Ne ha beneficiato una paziente di circa 60 anni, operata dall’equipe della Cardiologia dell’Ospedale Maggiore.
Una paziente di circa 60 anni affetta da una grave cardiopatia, a cui un paio di anni fa era stato impiantato un defibrillatore, è stata sottoposta ad un intervento salvavita dall’equipe della Cardiologia dell’Ospedale Maggiore di Bologna. Grazie alla telemedicina gli specialisti, seppur a distanza, hanno potuto osservare alcune anomalie nel circuito elettrico cardiaco della paziente, decidendo di inviare al domicilio un’ambulanza per trasportarla in emergenza nel reparto di Cardiologia interventistica.
Qui un’equipe multidisciplinare e multiprofessionale, diretta da Gianni Casella, ha eseguito una procedura di ablazione transcatetere, intervenendo sulle aritmie maligne recidivanti, estremamente pericolose per la vita della paziente e difficilmente trattabili con terapie farmacologiche. Nello specifico, l’ablazione è una procedura interventistica grazie alla quale è possibile individuare e interrompere i circuiti elettrici patologici del cuore che causano molteplici aritmie, e nel caso particolare, intervenire su quelle maligne. La peculiarità del caso clinico risiede nell’elevatissima frequenza della tachicardia ventricolare, che non poteva essere tollerata dalla paziente per il tempo necessario a individuare ed eliminare i circuiti elettrici patologici da interrompere con l’ablazione.
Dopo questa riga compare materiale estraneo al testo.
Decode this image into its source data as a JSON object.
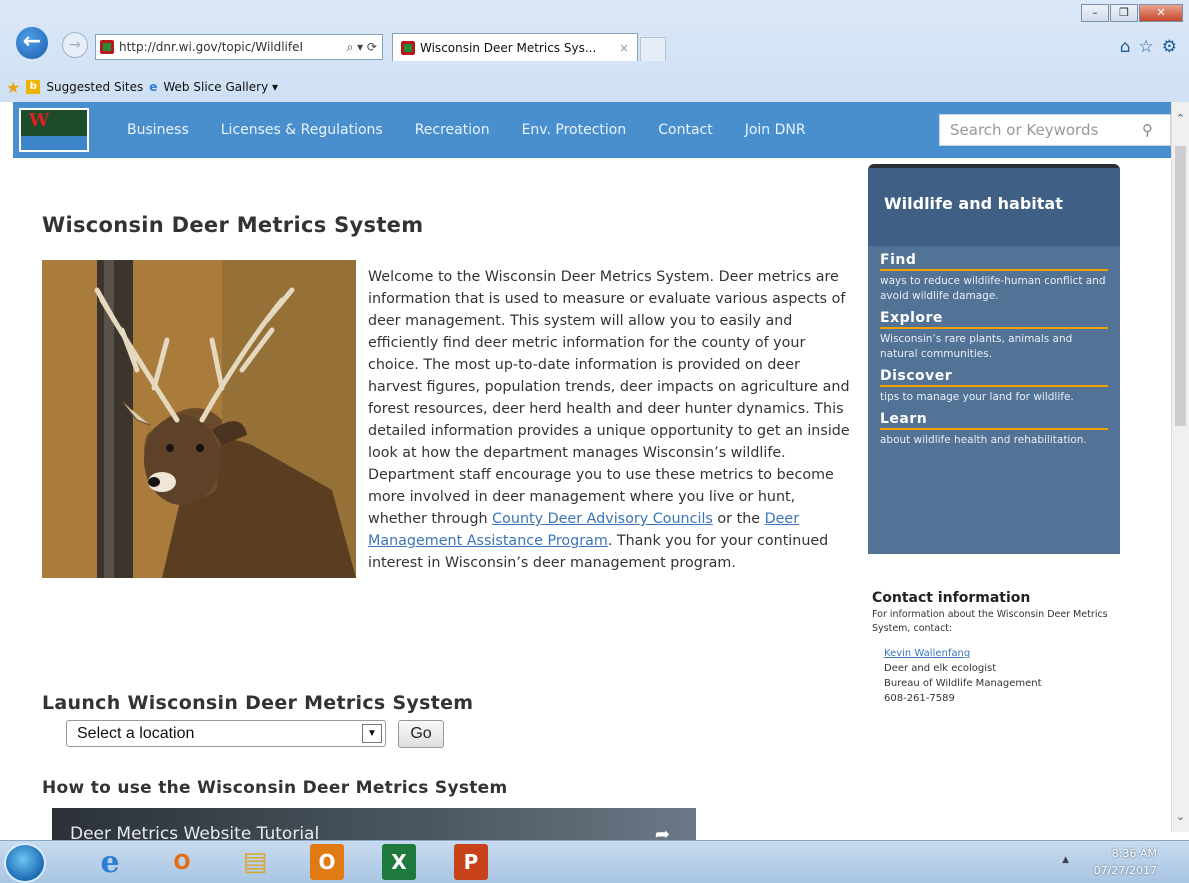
{
  "browser": {
    "address_url": "http://dnr.wi.gov/topic/Wildlife",
    "address_suffix": "I",
    "address_controls": "⌕ ▾ ⟳",
    "tab_title": "Wisconsin Deer Metrics Sys...",
    "tab_close": "×",
    "window_buttons": {
      "minimize": "–",
      "restore": "❐",
      "close": "✕"
    },
    "icons": {
      "home": "⌂",
      "favorites": "☆",
      "tools": "⚙"
    },
    "favorites_bar": {
      "suggested_sites": "Suggested Sites",
      "web_slice_gallery": "Web Slice Gallery ▾"
    }
  },
  "site_nav": {
    "items": [
      "Business",
      "Licenses & Regulations",
      "Recreation",
      "Env. Protection",
      "Contact",
      "Join DNR"
    ],
    "search_placeholder": "Search or Keywords",
    "logo_letter": "W"
  },
  "main": {
    "title": "Wisconsin Deer Metrics System",
    "intro_text_1": "Welcome to the Wisconsin Deer Metrics System. Deer metrics are information that is used to measure or evaluate various aspects of deer management. This system will allow you to easily and efficiently find deer metric information for the county of your choice. The most up-to-date information is provided on deer harvest figures, population trends, deer impacts on agriculture and forest resources, deer herd health and deer hunter dynamics. This detailed information provides a unique opportunity to get an inside look at how the department manages Wisconsin’s wildlife. Department staff encourage you to use these metrics to become more involved in deer management where you live or hunt, whether through ",
    "link_cdac": "County Deer Advisory Councils",
    "intro_text_2": " or the ",
    "link_dmap": "Deer Management Assistance Program",
    "intro_text_3": ". Thank you for your continued interest in Wisconsin’s deer management program.",
    "launch_heading": "Launch Wisconsin Deer Metrics System",
    "select_value": "Select a location",
    "go_label": "Go",
    "howto_heading": "How to use the Wisconsin Deer Metrics System",
    "video_title": "Deer Metrics Website Tutorial"
  },
  "sidebar": {
    "header": "Wildlife and habitat",
    "sections": [
      {
        "title": "Find",
        "desc": "ways to reduce wildlife-human conflict and avoid wildlife damage."
      },
      {
        "title": "Explore",
        "desc": "Wisconsin’s rare plants, animals and natural communities."
      },
      {
        "title": "Discover",
        "desc": "tips to manage your land for wildlife."
      },
      {
        "title": "Learn",
        "desc": "about wildlife health and rehabilitation."
      }
    ],
    "contact": {
      "heading": "Contact information",
      "desc": "For information about the Wisconsin Deer Metrics System, contact:",
      "name": "Kevin Wallenfang",
      "role": "Deer and elk ecologist",
      "bureau": "Bureau of Wildlife Management",
      "phone": "608-261-7589"
    }
  },
  "taskbar": {
    "time": "8:36 AM",
    "date": "07/27/2017",
    "apps": [
      "internet-explorer",
      "media-player",
      "file-explorer",
      "outlook",
      "excel",
      "powerpoint"
    ],
    "app_glyphs": [
      "e",
      "O",
      "▤",
      "O",
      "X",
      "P"
    ]
  },
  "colors": {
    "nav_bg": "#4a8fcd",
    "sidebar_bg": "#527296",
    "accent_rule": "#f0a000",
    "link": "#3a75b8"
  }
}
Per consentire l’esecuzione della procedura, dunque, Giampiero Nobile, responsabile della Cardiologia interventistica, prima di procedere con l’ablazione, ha posizionato all’interno del cuore della paziente, per via percutanea, un grosso catetere con una piccola turbina (sistema Impella), in grado di mantenere la circolazione del sangue anche quando il battito cardiaco fosse diventato così rapido da risultare incompatibile con la vita. Intanto la squadra di elettrofisiologi, diretta da Gaetano Barbato, grazie al supporto di anestesisti e rianimatori del Maggiore, in circa due ore sono riusciti a interrompere l’aritmia maligna attraverso l’ablazione, mentre la pompa artificiale garantiva alla paziente un adeguato flusso circolatorio, evitando di esporla ad alcun rischio di compromissione di organi.
Nonostante da diversi anni l’Ospedale Maggiore sia un riferimento nazionale per il trattamento ablativo delle aritmie ventricolari e maligne – quasi 600 casi eseguiti negli ultimi dieci anni, volumi che la pongono tra i centri di riferimento italiani in questo ambito -, questi particolari interventi in pazienti con cardiopatie avanzate, un’importante disfunzione ventricolare e aritmie maligne particolarmente rapide, rappresentano ancora oggi una sfida importante. In casi così complessi, il metodo più efficace per raggiungere il risultato può essere il posizionamento preventivo di un sistema di supporto ventricolare.
Questo tipo di intervento – frutto di ricerca scientifica, competenza, multidisciplinarietà e innovazione tecnologica – apre, dunque, nuovi orizzonti per il trattamento di pazienti gravemente cardiopatici, confermando il raggiungimento di un risultato straordinario, grazie alla collaborazione di specialisti diversi (elettrofisiologi, emodinamisti e anestesisti rianimatori).